Plastic recycling is immensely important. Plastic products have extremely long lives – taking hundreds of years to biodegrade if allowed to pollute our environment. It is vitally important that plastic is not seen as a single-use material. Plastic is a synthetic material made using fossil fuels, so it damages the environment in more ways than just by lying around. Plastic recycling plants are part of the solution. Here are the stages that plastic goes through in a plant when it is recycled.
Sorting
Plastic entering a recycling plant needs to be correctly sorted. Plastic is usually sorted according to its resin content. In order to be effectively made into recycled products, a uniform resin content needs to be present in all of the constituent plastic. The technology used to sort plastics by resin content is changing. AI is being developed that can automatically sort plastic at recycling plants instead of manual pickers being used.
Compacting
Once the plastic has been sorted, it usually gets compacted into bales. These are made by powerful recycling balers, which use hydraulic rams to force plastics into cubes.
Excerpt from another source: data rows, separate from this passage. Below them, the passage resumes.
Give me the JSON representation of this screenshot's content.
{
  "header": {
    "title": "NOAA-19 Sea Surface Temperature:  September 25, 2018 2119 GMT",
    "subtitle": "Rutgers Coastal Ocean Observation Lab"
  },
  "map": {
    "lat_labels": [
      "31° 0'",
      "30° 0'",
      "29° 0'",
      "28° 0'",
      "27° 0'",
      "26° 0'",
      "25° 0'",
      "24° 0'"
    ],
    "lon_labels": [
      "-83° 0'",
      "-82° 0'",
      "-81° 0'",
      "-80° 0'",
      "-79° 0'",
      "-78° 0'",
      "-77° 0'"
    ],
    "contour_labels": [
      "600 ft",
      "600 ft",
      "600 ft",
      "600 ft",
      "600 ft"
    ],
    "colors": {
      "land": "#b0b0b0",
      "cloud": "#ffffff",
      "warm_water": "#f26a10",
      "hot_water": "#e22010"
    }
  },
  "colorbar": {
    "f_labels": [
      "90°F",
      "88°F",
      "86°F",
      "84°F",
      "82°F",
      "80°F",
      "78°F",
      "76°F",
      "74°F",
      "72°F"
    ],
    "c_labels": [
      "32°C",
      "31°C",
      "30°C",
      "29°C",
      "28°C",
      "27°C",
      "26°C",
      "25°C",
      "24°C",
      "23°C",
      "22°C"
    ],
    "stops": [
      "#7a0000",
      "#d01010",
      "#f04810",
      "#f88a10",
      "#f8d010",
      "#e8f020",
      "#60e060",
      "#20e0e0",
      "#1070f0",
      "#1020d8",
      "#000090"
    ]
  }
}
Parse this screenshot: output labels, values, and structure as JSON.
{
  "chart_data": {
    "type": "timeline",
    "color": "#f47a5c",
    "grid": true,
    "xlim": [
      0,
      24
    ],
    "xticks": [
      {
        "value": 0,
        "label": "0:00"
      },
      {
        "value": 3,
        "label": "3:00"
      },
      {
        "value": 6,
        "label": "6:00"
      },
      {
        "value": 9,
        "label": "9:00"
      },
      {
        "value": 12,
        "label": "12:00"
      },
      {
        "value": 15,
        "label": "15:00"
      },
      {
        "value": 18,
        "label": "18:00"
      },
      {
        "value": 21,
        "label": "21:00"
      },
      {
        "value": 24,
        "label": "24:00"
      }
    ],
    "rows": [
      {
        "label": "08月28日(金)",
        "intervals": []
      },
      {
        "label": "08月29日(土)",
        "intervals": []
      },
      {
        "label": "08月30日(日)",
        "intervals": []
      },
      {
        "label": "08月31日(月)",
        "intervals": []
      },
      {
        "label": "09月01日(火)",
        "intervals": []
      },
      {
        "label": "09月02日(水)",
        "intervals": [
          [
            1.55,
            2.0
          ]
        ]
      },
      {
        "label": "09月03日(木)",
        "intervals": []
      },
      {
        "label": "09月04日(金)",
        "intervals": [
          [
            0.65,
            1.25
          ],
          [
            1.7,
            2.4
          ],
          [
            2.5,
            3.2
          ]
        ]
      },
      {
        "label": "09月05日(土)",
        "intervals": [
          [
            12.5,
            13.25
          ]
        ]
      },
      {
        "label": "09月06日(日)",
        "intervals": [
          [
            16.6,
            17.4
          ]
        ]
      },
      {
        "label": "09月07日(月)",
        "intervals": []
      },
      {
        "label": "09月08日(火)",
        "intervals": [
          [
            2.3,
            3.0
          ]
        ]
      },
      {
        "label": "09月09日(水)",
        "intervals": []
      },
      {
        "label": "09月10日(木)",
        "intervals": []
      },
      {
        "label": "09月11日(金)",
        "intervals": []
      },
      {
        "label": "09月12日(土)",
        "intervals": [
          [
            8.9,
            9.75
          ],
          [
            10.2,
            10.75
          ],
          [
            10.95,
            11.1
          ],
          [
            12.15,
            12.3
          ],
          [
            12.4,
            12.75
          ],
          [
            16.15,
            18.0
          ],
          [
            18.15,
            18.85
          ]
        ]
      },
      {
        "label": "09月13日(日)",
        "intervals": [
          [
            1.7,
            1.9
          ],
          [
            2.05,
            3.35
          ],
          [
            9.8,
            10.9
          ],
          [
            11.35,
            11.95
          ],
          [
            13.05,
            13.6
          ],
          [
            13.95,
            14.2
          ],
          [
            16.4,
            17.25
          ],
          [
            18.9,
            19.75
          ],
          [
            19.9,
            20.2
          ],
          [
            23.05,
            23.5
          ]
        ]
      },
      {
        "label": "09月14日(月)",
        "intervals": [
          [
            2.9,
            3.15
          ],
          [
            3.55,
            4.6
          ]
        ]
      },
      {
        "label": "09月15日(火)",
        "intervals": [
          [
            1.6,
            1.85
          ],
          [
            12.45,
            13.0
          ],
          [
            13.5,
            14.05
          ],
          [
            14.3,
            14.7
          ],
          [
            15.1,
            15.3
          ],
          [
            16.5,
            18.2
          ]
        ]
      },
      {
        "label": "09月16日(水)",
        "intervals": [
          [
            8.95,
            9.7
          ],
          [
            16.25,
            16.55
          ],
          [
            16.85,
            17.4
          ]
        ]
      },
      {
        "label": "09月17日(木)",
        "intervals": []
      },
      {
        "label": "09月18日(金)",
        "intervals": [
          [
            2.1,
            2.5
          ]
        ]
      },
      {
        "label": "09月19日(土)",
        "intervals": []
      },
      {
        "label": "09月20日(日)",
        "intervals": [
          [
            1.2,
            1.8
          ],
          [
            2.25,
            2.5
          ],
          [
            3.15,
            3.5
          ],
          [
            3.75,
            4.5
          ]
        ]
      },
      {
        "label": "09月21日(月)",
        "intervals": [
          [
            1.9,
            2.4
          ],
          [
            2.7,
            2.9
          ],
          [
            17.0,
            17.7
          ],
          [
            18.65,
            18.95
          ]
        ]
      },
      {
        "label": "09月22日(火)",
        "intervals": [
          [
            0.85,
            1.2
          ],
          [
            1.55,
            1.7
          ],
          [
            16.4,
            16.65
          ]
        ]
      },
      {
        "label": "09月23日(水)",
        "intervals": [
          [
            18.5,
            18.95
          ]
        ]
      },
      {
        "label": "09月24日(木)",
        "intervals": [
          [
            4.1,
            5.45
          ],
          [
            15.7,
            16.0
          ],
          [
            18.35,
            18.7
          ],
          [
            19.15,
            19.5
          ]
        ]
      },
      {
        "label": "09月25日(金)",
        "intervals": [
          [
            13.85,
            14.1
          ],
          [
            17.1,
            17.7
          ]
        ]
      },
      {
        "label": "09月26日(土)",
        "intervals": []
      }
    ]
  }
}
Bales are far more efficient and safe to store and transport than loose materials. The fact that bales are made to a standard size means that all other machines in a recycling plant can be made to accommodate them.
Washing
The plastic is then washed to remove any non-plastic waste such as labels or food. Any non-plastic waste that is accidentally left behind after this stage can worsen the structural integrity of recycled products.
Resizing
The plastic is separated from the bale used to transport or store it and shredded into fine particles. Shredding increases the total surface area of the plastic, which makes it much easier to process.
Classification
The shredded plastic is then carefully tested for its density. This helps workers determine what the materials can be recycled into. Certain products need high-density plastic source material. The initial sorting process should have been sufficient for grouping plastics by density, but a final classification check before melting is definitely needed.
Melting
The plastic – now finely shredded, cleaned, and classified – is melted down in a furnace that then deposits liquid plastic into a hopper or container. This melted plastic can either be made into new products on-site or processed into granular pellets that can be sold to manufacturing companies.
Pellet Manufacture
If the plastic is destined for manufacturing off-site, it needs to be made into pellets – which are the standard medium in which plastic is bought by manufacturers. The tiny pellets – adorably known as nurdles officially – are made by smashing together tiny particles. Nurdles are extremely efficient because they can be melted down by manufacturers very easily and tested without too much destructive sampling. Nurdles need to be carefully contained. If they are allowed to enter the environment, they can last for many years and become almost impossible to collect and remove from fragile ecosystems. Charities like The Great Nurdle Hunt in the United Kingdom have been highlighting this issue for years.